Positive Youth Foundation in action in Coventry

“The aim with each and every young person is to build long-term relationships, find out about their circumstances and challenges and offer them positive opportunities and pathways, with their ‘journey’ supported by mentors and role models,” said Nikki. Positive Futures, PYF’s longest-running programme, offers a packed timetable of after-school, evening and weekend provision suited to each young person’s needs. Sport sessions are used as engagement tools and follow-up interventions keep participants active, tackle crime and anti-social behaviour and build resilience.

The Raising Aspirations Programme (RAP) focuses on personal development, training, education and employment outcomes; Healthy Futures centres around improving health and wellbeing inequalities and the Involved project gives newly-arrived young people and their families (refugees and asylum seekers) a hub to integrate into their new community.

Stuart Felce, UK Director for Sport and Community Safety at StreetGames, offered an oversight of how the charity combines data from PCCs, VRUs and elsewhere with the views of community members to validate and support locally trusted organisations in their efforts to prevent youth crime and violence, enhance young people’s life chances and create sustainable change.

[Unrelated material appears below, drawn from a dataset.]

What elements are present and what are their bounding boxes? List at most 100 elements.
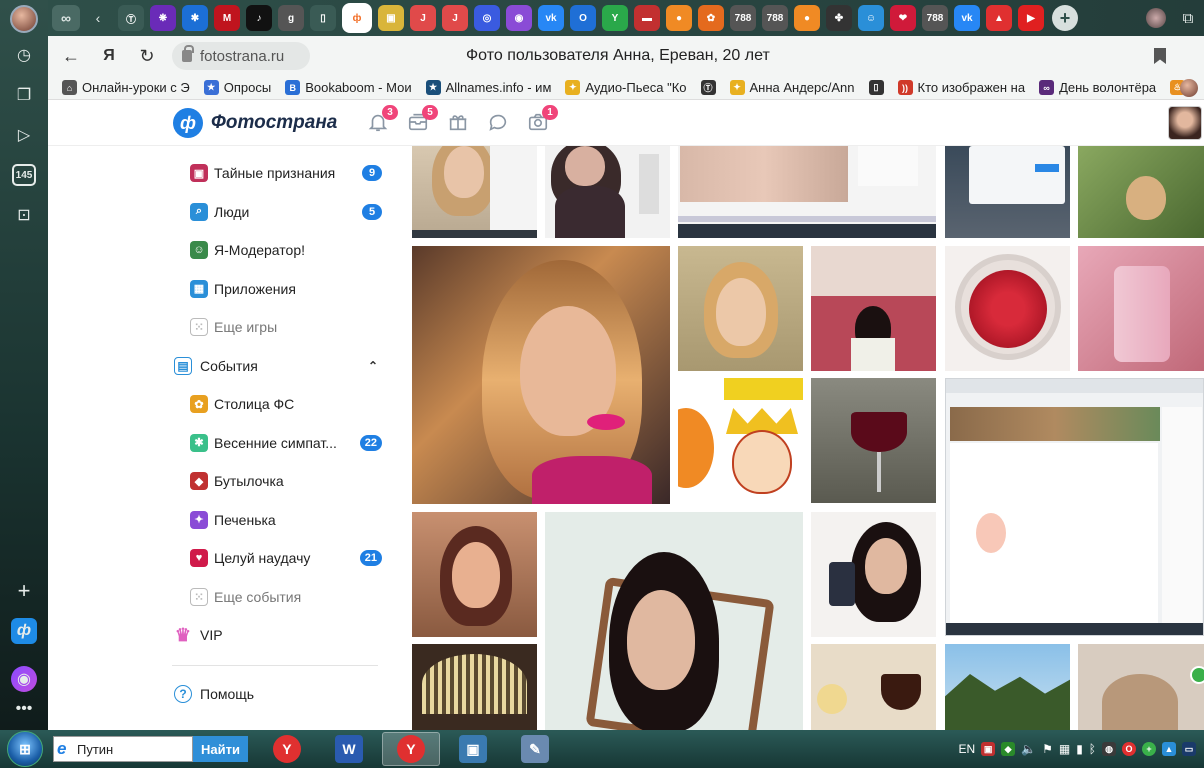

A StreetGames session in Plymouth

“The impact of locally trusted organisations on individuals and their communities is undervalued and needs to change,” said Stuart.

“In response to this, StreetGames has tried to standardise the way in which we build local partnerships and establish an anchor for where we can place this conversation to have a chance of sustainable change beyond the life cycle of the funding.

“By taking a forensic approach to assessing the available data and listening to what local communities are saying is affecting their lives, it becomes much harder to argue against the effectiveness of interventions. The organisations and data become robust enough that recommendations, objectives and plans can be built around them and all stakeholders can move forward with confidence that the needs of those communities are understood and action is underpinned by accurate information.

“We want to create more sports activity in more places and a trusted workforce with the competence and confidence to nurture more young people who might have experienced trauma and adverse childhood experiences.”

Professor Rosie Meek, author of the Ministry of Justice Review of Sport in Prisons in 2018, echoed the view that finding and empowering the “community champion” (figures like Marcellus who are well-known and respected in their local area) is key to the effectiveness of interventions.

“You can’t ‘helicopter in’ initiatives without trust from that community and individuals within it,” she said. “You need people who are known and embedded.”

Stuart from StreetGames concluded: “There may never be a better time to champion sport’s role in reducing youth crime and violence in communities. The Levelling Up agenda, Sporting Future report, the Beating Crime Plan and the recent £300m pledge to cut youth crime all provide momentum to convene sports stakeholders with other sectors and work out how policy can turn into strategy and manifest in action in communities.”